Actually they do have solid driver support just not solid performance that all which doesn't make them bad nor good
How are AMD closed source drivers a pain when it no diff then NVidia closed source driver unless you ref to the new AMDGPU Pro Driver or was it Catalyst driver ?.
 
Actually they do have solid driver support just not solid performance that all which doesn't make them bad nor good
How are AMD closed source drivers a pain when it no diff then NVidia closed source driver unless you ref to the new AMDGPU Pro Driver or was it Catalyst driver ?.

IME any of the smaller distros have required an involved process to install. (and even with ubuntu the newest ati drivers require a bunch of editing) Although I will grant that there are distros where installing the closed source Nvidia driver can also be a pain if the disro defaults with some of the open source drivers. They don't play well and you have to often make sure and get rid of the open source completely and reboot before you can take care of the closed source setup.I don't have any issues going in and changing config files for X ect and possibly having to reboot to a command line. However I have always just assumed that stuff like that discourages the average windows switcher.

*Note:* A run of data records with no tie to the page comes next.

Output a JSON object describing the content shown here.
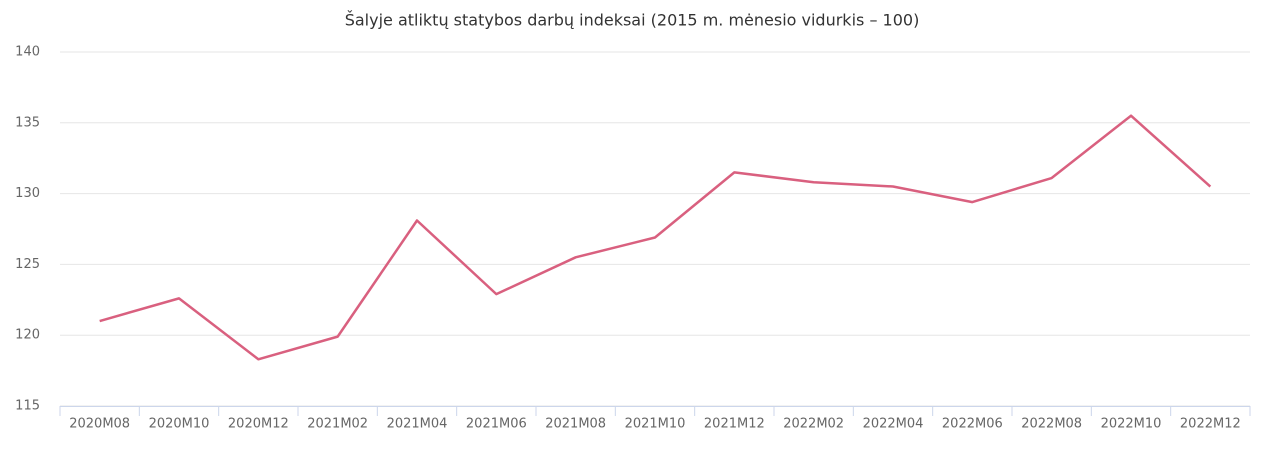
{
  "chart_data": {
    "type": "line",
    "title": "Šalyje atliktų statybos darbų indeksai (2015 m. mėnesio vidurkis – 100)",
    "categories": [
      "2020M08",
      "2020M10",
      "2020M12",
      "2021M02",
      "2021M04",
      "2021M06",
      "2021M08",
      "2021M10",
      "2021M12",
      "2022M02",
      "2022M04",
      "2022M06",
      "2022M08",
      "2022M10",
      "2022M12"
    ],
    "values": [
      121.0,
      122.6,
      118.3,
      119.9,
      128.1,
      122.9,
      125.5,
      126.9,
      131.5,
      130.8,
      130.5,
      129.4,
      131.1,
      135.5,
      130.5
    ],
    "color": "#d9607f",
    "ylim": [
      115,
      140
    ],
    "yticks": [
      115,
      120,
      125,
      130,
      135,
      140
    ],
    "grid": true
  }
}
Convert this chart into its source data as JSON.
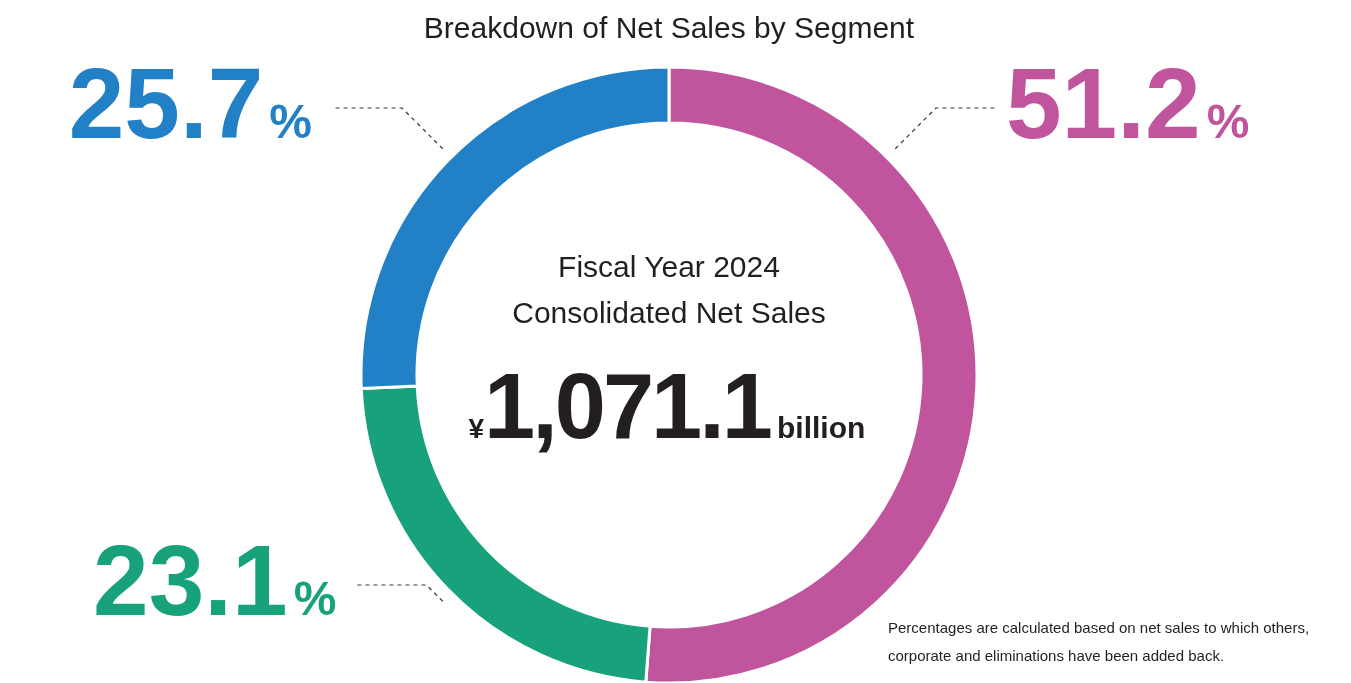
{
  "chart_data": {
    "type": "donut",
    "title": "Breakdown of Net Sales by Segment",
    "categories": [
      null,
      null,
      null
    ],
    "values": [
      51.2,
      23.1,
      25.7
    ],
    "colors": [
      "#c0559e",
      "#17a27c",
      "#2280c6"
    ],
    "value_labels": [
      "51.2%",
      "23.1%",
      "25.7%"
    ],
    "annotations": [
      "Fiscal Year 2024",
      "Consolidated Net Sales",
      "¥1,071.1",
      "billion",
      "Percentages are calculated based on net sales to which others, corporate and eliminations have been added back."
    ]
  }
}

I have been installing Manjaro for friends the last year or so when they ask, and with Manjaro on Nvidia hardware switching to the Nvidia driver is as easy as clicking the version you want and the install button. The developers obviously use Nvidia hardware, making that version of linux the easiest I have ever dealt with in regards to video drivers and setup. Its faster then going to NVs website and downloading and installing under windows... its one click and 2-3 min and a restart and you don't get all the NV bloatware that comes with the windows driver. They also have a fast integration time helps that its a rolling release I guess, when NV posts a new linux driver most of the time the Manjaro guys have it on the one click install with in a few days at the most.